Tratado de Taanit, Capítulo 2, Mishná 5. Esta mishná relata un episodio que ocurrió en uno de los días de ayuno, y a partir de él aprendemos cómo se formulaban las oraciones adicionales del día de ayuno y cómo acostumbraba el público a responder a las bendiciones.
El texto de la Mishná y el episodio que contiene:
"Maasé biemé Rabí Jalafta veRabí Jananiá ben Tradión" - el episodio ocurrió en los días de estos dos sabios.
"Sheavar ejad lifné hatevá" - una persona ofició como jazán (representante de la congregación).
"Vegamar et haberajá kulá" - concluyó la bendición por completo, es decir, la primera bendición con la conclusión "goel Israel" (el que redime a Israel).
"Veló anú ajarav amén":
El público no respondió amén después de él. ¿Qué dijeron entonces? Explica la Guemará que dijeron "baruj shem kevod maljutó leolam vaed" en lugar de amén, y esta era la costumbre que acostumbraban en el Beit HaMikdash.
El orden de los toques y las declaraciones:
A continuación proclamaba el shamash de la sinagoga, es decir el jazán de la congregación: "Tiku hakohanim tiku" (toquen, kohanim, toquen). Y luego del toque decían: "Mi sheaná et Avraham avinu behar haMoriá hu iaané etjem veishmá bekol tzaakatjem haiom hazé" - el que respondió a Avraham nuestro padre en el monte Moriá, Él les responderá y escuchará la voz de su clamor en este día. Esta es la declaración que vimos en la mishná anterior, y es la que se dice después de la primera bendición.
Después de la siguiente bendición, que es la bendición de Zijronot (recuerdos), se decía: "Hariu bené Aharón hariu" (hagan sonar, hijos de Aharón, hagan sonar). Aquí la Mishná modificó su expresión en dos detalles:
En lugar de llamarlos "kohanim", dijo "bené Aharón" (hijos de Aharón).
En lugar de "tiku" (toquen), dijo "hariu" (hagan sonar) - el asunto de la teruá.
Y luego decían: "Mi sheaná et avotenu al iam suf hu iaané etjem veishmá bekol tzaakatjem haiom hazé" - el que respondió a nuestros padres en el Mar de los Juncos, Él les responderá y escuchará la voz de su clamor en este día.
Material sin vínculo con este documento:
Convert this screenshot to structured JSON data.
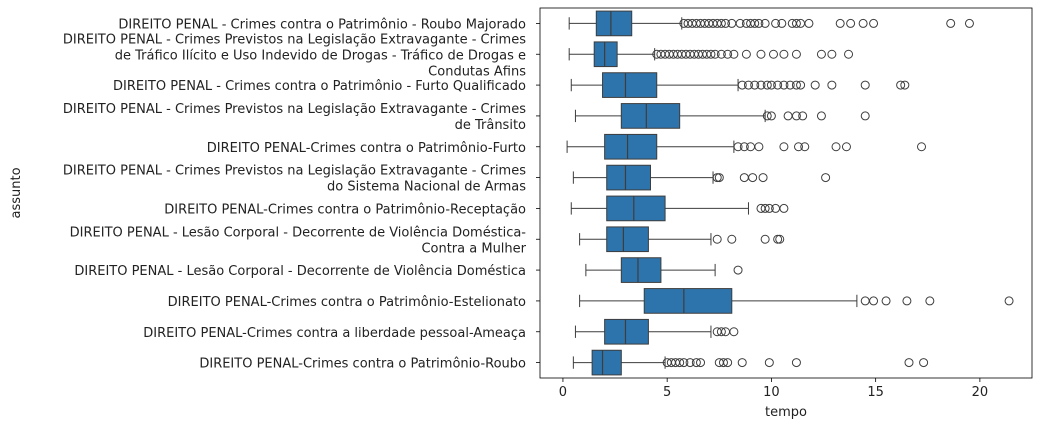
{
  "chart_data": {
    "type": "boxplot",
    "orientation": "horizontal",
    "xlabel": "tempo",
    "ylabel": "assunto",
    "xlim": [
      -1.1,
      22.5
    ],
    "xticks": [
      0,
      5,
      10,
      15,
      20
    ],
    "grid": false,
    "legend": "none",
    "colors": {
      "box": "#2e74ac",
      "line": "#3d3d3d"
    },
    "categories": [
      {
        "label_lines": [
          "DIREITO PENAL - Crimes contra o Patrimônio - Roubo Majorado"
        ],
        "whisker_low": 0.3,
        "q1": 1.6,
        "median": 2.3,
        "q3": 3.3,
        "whisker_high": 5.7,
        "outliers": [
          5.8,
          6.0,
          6.2,
          6.4,
          6.6,
          6.8,
          7.0,
          7.2,
          7.4,
          7.6,
          7.8,
          8.1,
          8.5,
          8.8,
          9.0,
          9.2,
          9.4,
          9.7,
          10.2,
          10.5,
          11.0,
          11.2,
          11.4,
          11.8,
          13.3,
          13.8,
          14.4,
          14.9,
          18.6,
          19.5
        ]
      },
      {
        "label_lines": [
          "DIREITO PENAL - Crimes Previstos na Legislação Extravagante - Crimes",
          "de Tráfico Ilícito e Uso Indevido de Drogas - Tráfico de Drogas e",
          "Condutas Afins"
        ],
        "whisker_low": 0.3,
        "q1": 1.5,
        "median": 2.0,
        "q3": 2.6,
        "whisker_high": 4.4,
        "outliers": [
          4.5,
          4.7,
          4.9,
          5.1,
          5.3,
          5.5,
          5.7,
          5.9,
          6.1,
          6.3,
          6.5,
          6.7,
          6.9,
          7.1,
          7.3,
          7.6,
          7.9,
          8.2,
          8.8,
          9.5,
          10.1,
          10.6,
          11.2,
          12.4,
          12.9,
          13.7
        ]
      },
      {
        "label_lines": [
          "DIREITO PENAL - Crimes contra o Patrimônio - Furto Qualificado"
        ],
        "whisker_low": 0.4,
        "q1": 1.9,
        "median": 3.0,
        "q3": 4.5,
        "whisker_high": 8.4,
        "outliers": [
          8.6,
          8.9,
          9.2,
          9.5,
          9.8,
          10.0,
          10.3,
          10.6,
          10.9,
          11.2,
          11.4,
          12.1,
          12.9,
          14.5,
          16.2,
          16.4
        ]
      },
      {
        "label_lines": [
          "DIREITO PENAL - Crimes Previstos na Legislação Extravagante - Crimes",
          "de Trânsito"
        ],
        "whisker_low": 0.6,
        "q1": 2.8,
        "median": 4.0,
        "q3": 5.6,
        "whisker_high": 9.7,
        "outliers": [
          9.8,
          10.0,
          10.8,
          11.2,
          11.5,
          12.4,
          14.5
        ]
      },
      {
        "label_lines": [
          "DIREITO PENAL-Crimes contra o Patrimônio-Furto"
        ],
        "whisker_low": 0.2,
        "q1": 2.0,
        "median": 3.1,
        "q3": 4.5,
        "whisker_high": 8.2,
        "outliers": [
          8.4,
          8.7,
          9.0,
          9.4,
          10.6,
          11.3,
          11.6,
          13.1,
          13.6,
          17.2
        ]
      },
      {
        "label_lines": [
          "DIREITO PENAL - Crimes Previstos na Legislação Extravagante - Crimes",
          "do Sistema Nacional de Armas"
        ],
        "whisker_low": 0.5,
        "q1": 2.1,
        "median": 3.0,
        "q3": 4.2,
        "whisker_high": 7.2,
        "outliers": [
          7.4,
          7.5,
          8.7,
          9.1,
          9.6,
          12.6
        ]
      },
      {
        "label_lines": [
          "DIREITO PENAL-Crimes contra o Patrimônio-Receptação"
        ],
        "whisker_low": 0.4,
        "q1": 2.1,
        "median": 3.4,
        "q3": 4.9,
        "whisker_high": 8.9,
        "outliers": [
          9.5,
          9.7,
          9.9,
          10.2,
          10.6
        ]
      },
      {
        "label_lines": [
          "DIREITO PENAL - Lesão Corporal - Decorrente de Violência Doméstica-",
          "Contra a Mulher"
        ],
        "whisker_low": 0.8,
        "q1": 2.1,
        "median": 2.9,
        "q3": 4.1,
        "whisker_high": 7.1,
        "outliers": [
          7.4,
          8.1,
          9.7,
          10.3,
          10.4
        ]
      },
      {
        "label_lines": [
          "DIREITO PENAL - Lesão Corporal - Decorrente de Violência Doméstica"
        ],
        "whisker_low": 1.1,
        "q1": 2.8,
        "median": 3.6,
        "q3": 4.7,
        "whisker_high": 7.3,
        "outliers": [
          8.4
        ]
      },
      {
        "label_lines": [
          "DIREITO PENAL-Crimes contra o Patrimônio-Estelionato"
        ],
        "whisker_low": 0.8,
        "q1": 3.9,
        "median": 5.8,
        "q3": 8.1,
        "whisker_high": 14.1,
        "outliers": [
          14.5,
          14.9,
          15.5,
          16.5,
          17.6,
          21.4
        ]
      },
      {
        "label_lines": [
          "DIREITO PENAL-Crimes contra a liberdade pessoal-Ameaça"
        ],
        "whisker_low": 0.6,
        "q1": 2.0,
        "median": 3.0,
        "q3": 4.1,
        "whisker_high": 7.1,
        "outliers": [
          7.4,
          7.6,
          7.8,
          8.2
        ]
      },
      {
        "label_lines": [
          "DIREITO PENAL-Crimes contra o Patrimônio-Roubo"
        ],
        "whisker_low": 0.5,
        "q1": 1.4,
        "median": 1.9,
        "q3": 2.8,
        "whisker_high": 4.9,
        "outliers": [
          5.0,
          5.2,
          5.4,
          5.6,
          5.8,
          6.1,
          6.4,
          6.6,
          7.5,
          7.7,
          7.9,
          8.6,
          9.9,
          11.2,
          16.6,
          17.3
        ]
      }
    ]
  }
}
Y así procedían en cada una de las bendiciones, pues ese mismo procedimiento se hacía también en las demás bendiciones.
"Ujshebá davar etzel jajamim":
Cuando relataron este episodio a los sabios - y la referencia es especialmente al hecho de que en lugar de responder amén a la bendición respondieron "baruj shem" - dijeron los sabios: "Ló hainu nohaguim ken ela beshaar hamizraj uvehar habait" - no acostumbrábamos así sino en la Puerta del Este y en el Monte del Templo. Es decir, esta costumbre, de abstenerse de decir amén y decir en su lugar "baruj shem", regía solo en el Mikdash y en ningún otro lugar.
En resumen: en esta mishná aprendimos un episodio que ocurrió en los días de Rabí Jalafta y Rabí Jananiá ben Tradión: el representante de la congregación concluyó toda la bendición, y el público respondió después de él "baruj shem kevod maljutó leolam vaed" en lugar de amén. Nos detuvimos en las proclamaciones del shamash - "tiku hakohanim tiku" después de la primera bendición y "hariu bené Aharón hariu" después de la bendición de Zijronot - y en las declaraciones que las acompañaban en cada una de las bendiciones. Y finalmente aprendimos la resolución de los sabios, que esta práctica de "baruj shem" en lugar de amén era exclusiva de la Puerta del Este y del Monte del Templo únicamente.